Das Problem entsteht also nicht durch die relativ große Toleranz von Polizei, Medien und Politik gegenüber den Großdemos von diesem Wochenende. Das Problem entsteht durch die Ungleichbehandlung. Die einen Demos erfahren schlechte Presse, polizeiliche Härte und ordnungspolitisches Regelwerk. Die andere Seite wird zwar nun im Nachgang wegen der dokumentierten massenhaften „Abstands-Verletzungen“ milde gemaßregelt. In Deutschland etwa äußerste sich mit väterliche Kritik Politiker Karl Lauterbach von der SPD auf Twitter – verbunden mit einem Lob: „Ich teile den Anlass des Protests voll und ganz. Aber trotzdem sind die Abstände zu klein.“ Die Gefahr der Corona-Pandemie sei nicht gebannt. Rassismus müsse bekämpft werden, aber ohne vermeidbare Corona-Tote. In diesem Tenor äußern sich auch einige Medien.

Aber zum einen sind selbst diese Belehrungen noch mit positiven Bestätigungen „wegen der guten Sache“ verbunden. Zum anderen muss etwa die Toleranz der Polizei angesichts der massenhaften „Verletzungen der Corona-Regeln“ am vergangenen Samstag für die Besucher von Grundrechte-Demos als grobe Verletzung der Fairness im politischen Diskurs wahrgenommen werden. Darüber hinaus: Kann man weiterhin etwa den Schulbetrieb einschränken, wenn gleichzeitig solche Demos stattfinden?

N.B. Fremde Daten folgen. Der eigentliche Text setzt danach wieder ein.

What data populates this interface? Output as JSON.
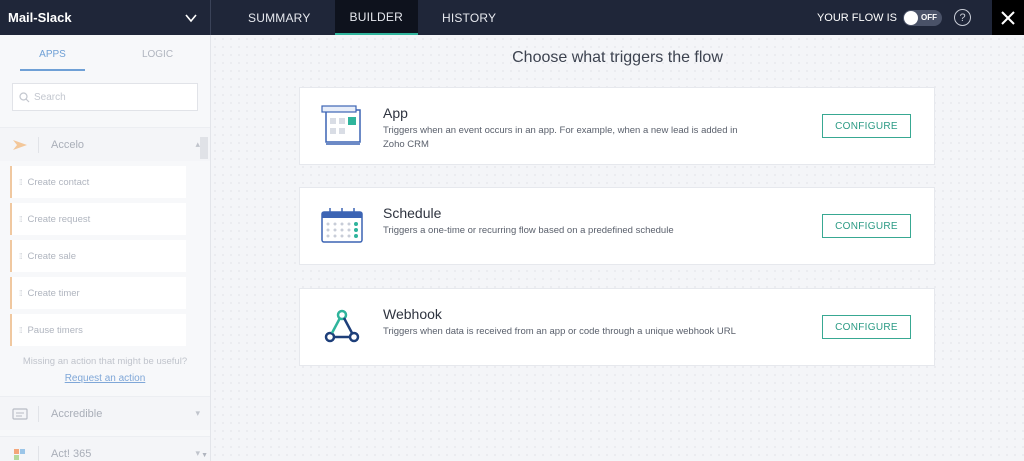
{
  "header": {
    "flow_name": "Mail-Slack",
    "tabs": [
      {
        "label": "SUMMARY",
        "active": false
      },
      {
        "label": "BUILDER",
        "active": true
      },
      {
        "label": "HISTORY",
        "active": false
      }
    ],
    "flow_status_label": "YOUR FLOW IS",
    "toggle_label": "OFF",
    "help_glyph": "?",
    "colors": {
      "bar": "#1f2639",
      "accent": "#2fb49c"
    }
  },
  "sidebar": {
    "tabs": [
      {
        "label": "APPS",
        "active": true
      },
      {
        "label": "LOGIC",
        "active": false
      }
    ],
    "search_placeholder": "Search",
    "apps": [
      {
        "name": "Accelo",
        "icon": "accelo-logo-icon",
        "expanded": true,
        "actions": [
          "Create contact",
          "Create request",
          "Create sale",
          "Create timer",
          "Pause timers"
        ]
      },
      {
        "name": "Accredible",
        "icon": "accredible-logo-icon",
        "expanded": false
      },
      {
        "name": "Act! 365",
        "icon": "act365-logo-icon",
        "expanded": false
      }
    ],
    "missing_text": "Missing an action that might be useful?",
    "request_link": "Request an action"
  },
  "main": {
    "title": "Choose what triggers the flow",
    "triggers": [
      {
        "title": "App",
        "icon": "app-window-icon",
        "description": "Triggers when an event occurs in an app. For example, when a new lead is added in Zoho CRM",
        "button": "CONFIGURE"
      },
      {
        "title": "Schedule",
        "icon": "calendar-icon",
        "description": "Triggers a one-time or recurring flow based on a predefined schedule",
        "button": "CONFIGURE"
      },
      {
        "title": "Webhook",
        "icon": "webhook-icon",
        "description": "Triggers when data is received from an app or code through a unique webhook URL",
        "button": "CONFIGURE"
      }
    ]
  }
}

Verwaltung darf kein politischer Schiedsrichter sein. Eine parteiische Positionierung gegenüber den jeweiligen Inhalten von Demos durch die Politik, und in der Folge auch durch Verwaltung und Polizei, ist abzulehnen: Diese Gruppen wurden nicht dazu berufen, sich als Schiedsrichter in der politischen Bewertung von Demonstrationen aufzuspielen. Der unterschiedlich gehandhabte Einsatz von Einschränkungen gegen Demos ist ein Eingriff in die Meinungsbildung und eine Verletzung des Gebots der Gleichbehandlung. Mit dieser Feststellung wendet man sich übrigens nicht gegen Antirassismus-Demos und man pflichtet auch den Machern der Grundrechte-Demos dadurch nicht bei. Verlangt wird nur eine relative Gleichheit der Ausgangsbedingungen.

"Rassismus darf in unserer Gesellschaft keinen Platz haben", twitterte die Polizei.

Ein Beispiel zur Verletzung dieses Gleichheits-Grundsatzes kann man etwa hier sehen: In Hamburg waren für die Demo "520 Teilnehmer" angemeldet, berichtet die Tagesschau, erschienen seien dann aber 14´000. Bei einer Grundrechte-Demo wäre das höchstwahrscheinlich Grund gewesen, die Veranstaltung aufzulösen. Wie martialisch diesen Demonstranten entgegengetreten wurde, kann man etwa in diesem Artikel in der „Welt“ lesen. Doch an diesem Wochenende war alles anders: Die Polizei appellierte an die Menschen, einen Mundschutz zu tragen und den Mindestabstand einzuhalten. Das habe sich angesichts der hohen Teilnehmerzahl allerdings als schwierig gestaltet, berichtet die Tagesschau. Trotzdem stellten sich auch die Polizisten bereits vor Beginn des Protests hinter die Aktion.

Dadurch wird der Inhalt der Demo (gegen Rassismus) indirekt über die herrschenden „Pandemie-Regeln“ gestellt. Das ist prinzipiell zu begrüßen. Um so mehr irritiert es aber, wenn an anderer Stelle diese Regeln noch immer hochgehalten werden. Und wenn andere Inhalte und Demos dieses Vorrecht eben nicht erhalten und hinter der „gesellschaftlichen Verantwortung leider kurzfristig zurückstehen“ müssen.